Entre Mario y yo hay una atadura monstruosa, limítrofe. Sin forma. Si pudiera definirnos de alguna manera, diría que en este momento somos amigos, porque a pesar de todo, es cierta la complicidad que se construye cuando compartes con alguien la misma forma de reír. También es verdad que cuando pienso en su imagen brumosa siento un cariño delgado y suavecito en mi panza. Sin embargo, aunque a veces todo es muy real, de pronto me parece un espejismo.
Por ejemplo, me llegó la tristeza otra vez. Las personas que me rodean lo saben; me mandan canciones, me escriben mensajes dulces y me hacen saber que me sostienen. Pero Mario no. No le he dicho porque, en nuestra dinámica, parece no tener sentido esa confesión y, en realidad, ni siquiera sé cómo está él. Cuando pregunto, pocas veces me cuenta lo que siente, lo que hace, lo que ve. Hay una barrera inminente, ancha. Él no se deja ver por mí. La mayoría del tiempo no recuerdo cómo es su rostro y los datos que se acumulan en mi cerebro sobre él, no me dicen demasiado acerca de su andar en el mundo. Entre ambos hay una conversación larga en el tiempo, pero llena de mensajes entrecortados, de monosílabos, ausencia y mucho silencio.

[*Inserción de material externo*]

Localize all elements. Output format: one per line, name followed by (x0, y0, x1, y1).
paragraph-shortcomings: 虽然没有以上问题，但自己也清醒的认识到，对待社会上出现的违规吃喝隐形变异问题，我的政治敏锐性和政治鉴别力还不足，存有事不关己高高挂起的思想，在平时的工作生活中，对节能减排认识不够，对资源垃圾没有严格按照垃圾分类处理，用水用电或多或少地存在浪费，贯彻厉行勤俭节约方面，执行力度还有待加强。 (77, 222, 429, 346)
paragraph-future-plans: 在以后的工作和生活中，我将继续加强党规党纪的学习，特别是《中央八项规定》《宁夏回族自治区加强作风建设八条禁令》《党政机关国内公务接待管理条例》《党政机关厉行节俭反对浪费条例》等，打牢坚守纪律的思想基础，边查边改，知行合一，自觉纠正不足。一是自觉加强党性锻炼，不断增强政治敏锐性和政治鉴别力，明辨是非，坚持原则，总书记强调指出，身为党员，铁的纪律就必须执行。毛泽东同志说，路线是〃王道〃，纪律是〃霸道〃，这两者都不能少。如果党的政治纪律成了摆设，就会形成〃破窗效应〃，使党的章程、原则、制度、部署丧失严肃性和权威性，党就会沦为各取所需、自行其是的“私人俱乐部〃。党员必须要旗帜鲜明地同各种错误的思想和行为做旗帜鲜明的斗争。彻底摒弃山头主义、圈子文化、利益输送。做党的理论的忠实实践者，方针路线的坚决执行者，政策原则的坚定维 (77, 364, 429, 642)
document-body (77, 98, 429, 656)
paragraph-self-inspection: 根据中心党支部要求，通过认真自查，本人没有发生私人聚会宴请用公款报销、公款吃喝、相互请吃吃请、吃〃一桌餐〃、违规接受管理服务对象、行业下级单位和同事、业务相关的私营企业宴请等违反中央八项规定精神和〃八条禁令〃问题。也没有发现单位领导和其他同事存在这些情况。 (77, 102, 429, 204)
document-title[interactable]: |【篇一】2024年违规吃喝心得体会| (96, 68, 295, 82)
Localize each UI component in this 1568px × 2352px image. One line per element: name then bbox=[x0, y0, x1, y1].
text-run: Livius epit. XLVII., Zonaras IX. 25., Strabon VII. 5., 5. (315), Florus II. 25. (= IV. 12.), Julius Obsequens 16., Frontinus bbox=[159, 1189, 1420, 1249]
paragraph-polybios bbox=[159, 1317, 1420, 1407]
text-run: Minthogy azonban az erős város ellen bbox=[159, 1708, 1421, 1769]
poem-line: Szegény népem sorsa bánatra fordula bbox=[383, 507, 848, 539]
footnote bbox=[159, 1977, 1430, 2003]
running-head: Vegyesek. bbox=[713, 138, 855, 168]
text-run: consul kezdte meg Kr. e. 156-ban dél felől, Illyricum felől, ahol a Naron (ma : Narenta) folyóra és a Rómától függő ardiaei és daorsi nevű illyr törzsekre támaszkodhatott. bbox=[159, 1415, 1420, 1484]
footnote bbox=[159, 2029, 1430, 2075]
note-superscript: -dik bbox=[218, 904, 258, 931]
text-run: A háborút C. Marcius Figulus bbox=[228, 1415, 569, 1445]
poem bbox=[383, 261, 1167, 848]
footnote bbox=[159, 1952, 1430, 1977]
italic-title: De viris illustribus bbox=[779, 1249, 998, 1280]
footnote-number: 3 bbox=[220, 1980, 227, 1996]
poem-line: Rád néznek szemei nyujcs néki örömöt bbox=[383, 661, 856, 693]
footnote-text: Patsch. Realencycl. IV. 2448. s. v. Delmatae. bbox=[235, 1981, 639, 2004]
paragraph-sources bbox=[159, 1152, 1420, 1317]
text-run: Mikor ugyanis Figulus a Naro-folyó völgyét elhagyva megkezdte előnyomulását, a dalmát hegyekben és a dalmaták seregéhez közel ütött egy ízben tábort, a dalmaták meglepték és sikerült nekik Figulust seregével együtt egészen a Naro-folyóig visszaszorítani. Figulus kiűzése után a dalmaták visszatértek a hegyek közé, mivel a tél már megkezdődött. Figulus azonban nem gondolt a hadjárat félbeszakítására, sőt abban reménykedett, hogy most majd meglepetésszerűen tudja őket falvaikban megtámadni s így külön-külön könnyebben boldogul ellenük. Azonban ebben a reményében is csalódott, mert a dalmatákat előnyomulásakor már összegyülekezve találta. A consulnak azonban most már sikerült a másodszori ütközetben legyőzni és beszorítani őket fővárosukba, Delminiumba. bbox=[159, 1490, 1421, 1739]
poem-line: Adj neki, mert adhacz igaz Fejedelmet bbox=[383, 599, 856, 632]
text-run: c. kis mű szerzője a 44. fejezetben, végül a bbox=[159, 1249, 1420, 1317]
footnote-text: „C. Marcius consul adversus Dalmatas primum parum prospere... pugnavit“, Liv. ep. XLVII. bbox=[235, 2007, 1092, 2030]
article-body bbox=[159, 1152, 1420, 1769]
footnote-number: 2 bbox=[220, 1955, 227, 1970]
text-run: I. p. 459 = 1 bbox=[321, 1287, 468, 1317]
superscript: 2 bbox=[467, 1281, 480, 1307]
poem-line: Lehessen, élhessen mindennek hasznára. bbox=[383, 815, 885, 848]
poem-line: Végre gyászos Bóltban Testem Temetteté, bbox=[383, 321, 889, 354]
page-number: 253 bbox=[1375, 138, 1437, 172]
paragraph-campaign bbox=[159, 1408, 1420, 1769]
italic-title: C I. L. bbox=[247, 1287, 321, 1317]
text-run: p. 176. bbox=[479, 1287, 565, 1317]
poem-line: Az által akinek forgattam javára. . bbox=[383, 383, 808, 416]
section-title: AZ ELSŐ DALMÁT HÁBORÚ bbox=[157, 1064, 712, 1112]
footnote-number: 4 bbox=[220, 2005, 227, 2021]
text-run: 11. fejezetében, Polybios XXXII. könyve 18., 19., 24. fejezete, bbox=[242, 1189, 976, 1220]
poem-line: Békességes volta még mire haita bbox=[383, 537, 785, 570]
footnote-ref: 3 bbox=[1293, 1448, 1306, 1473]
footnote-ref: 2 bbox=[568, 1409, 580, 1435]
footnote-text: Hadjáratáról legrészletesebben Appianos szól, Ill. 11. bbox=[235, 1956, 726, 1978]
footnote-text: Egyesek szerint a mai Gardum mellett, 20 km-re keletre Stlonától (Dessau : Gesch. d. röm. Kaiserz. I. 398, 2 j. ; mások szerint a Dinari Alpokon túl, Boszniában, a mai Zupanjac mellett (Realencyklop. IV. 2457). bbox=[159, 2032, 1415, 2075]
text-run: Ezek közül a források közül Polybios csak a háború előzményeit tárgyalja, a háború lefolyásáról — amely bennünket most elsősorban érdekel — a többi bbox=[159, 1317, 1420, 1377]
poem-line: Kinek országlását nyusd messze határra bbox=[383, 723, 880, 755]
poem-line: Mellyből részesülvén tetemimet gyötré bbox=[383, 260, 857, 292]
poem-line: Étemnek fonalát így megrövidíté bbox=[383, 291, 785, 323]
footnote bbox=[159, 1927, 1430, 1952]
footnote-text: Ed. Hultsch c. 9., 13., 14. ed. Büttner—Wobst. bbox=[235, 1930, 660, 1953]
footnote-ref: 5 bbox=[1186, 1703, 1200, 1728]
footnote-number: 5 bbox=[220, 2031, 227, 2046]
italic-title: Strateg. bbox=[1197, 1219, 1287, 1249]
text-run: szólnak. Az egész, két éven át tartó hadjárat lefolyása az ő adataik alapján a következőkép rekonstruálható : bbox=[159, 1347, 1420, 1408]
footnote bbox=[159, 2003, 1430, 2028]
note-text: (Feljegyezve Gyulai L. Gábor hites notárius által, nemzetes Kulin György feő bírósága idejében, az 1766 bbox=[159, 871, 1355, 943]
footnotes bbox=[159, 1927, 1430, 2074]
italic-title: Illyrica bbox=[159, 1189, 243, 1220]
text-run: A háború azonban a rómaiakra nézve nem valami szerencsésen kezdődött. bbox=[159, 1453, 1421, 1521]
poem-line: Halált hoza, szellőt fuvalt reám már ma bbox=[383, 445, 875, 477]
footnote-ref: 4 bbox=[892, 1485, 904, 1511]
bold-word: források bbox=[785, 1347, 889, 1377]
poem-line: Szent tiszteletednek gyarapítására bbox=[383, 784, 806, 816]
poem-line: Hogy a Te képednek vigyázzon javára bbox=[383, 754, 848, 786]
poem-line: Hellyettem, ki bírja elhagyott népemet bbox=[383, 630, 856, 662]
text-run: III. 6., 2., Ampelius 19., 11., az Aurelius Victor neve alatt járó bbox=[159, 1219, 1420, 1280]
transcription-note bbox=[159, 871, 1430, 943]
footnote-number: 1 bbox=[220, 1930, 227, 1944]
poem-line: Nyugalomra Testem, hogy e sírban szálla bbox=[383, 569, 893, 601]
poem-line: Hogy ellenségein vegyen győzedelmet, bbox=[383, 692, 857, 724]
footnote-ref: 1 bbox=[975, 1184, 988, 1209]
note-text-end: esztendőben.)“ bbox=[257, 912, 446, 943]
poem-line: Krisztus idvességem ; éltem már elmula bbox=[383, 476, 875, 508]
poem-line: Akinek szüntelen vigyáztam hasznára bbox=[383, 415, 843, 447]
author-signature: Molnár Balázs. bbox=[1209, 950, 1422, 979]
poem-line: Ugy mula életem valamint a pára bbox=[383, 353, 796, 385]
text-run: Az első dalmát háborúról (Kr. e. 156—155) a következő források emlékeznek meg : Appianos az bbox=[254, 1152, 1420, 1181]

Entonces, ¿qué tan reales son los vínculos que se tejen así? ¿Cuál es su límite? ¿Cuánto se puede profundizar en el limbo? Me siento vieja al decir esto, pero, aunque confío en la digitalidad como un espacio de autoconocimiento, como una herramienta para expandir lenguajes y configurar cartografías afectivas de otros modos, siempre vuelvo a la carne.
Creo, tal vez erróneamente, que la verdadera intimidad, la más honda, está mediada por el cuerpo, el resto es una fantasía. ¿Tú qué piensas?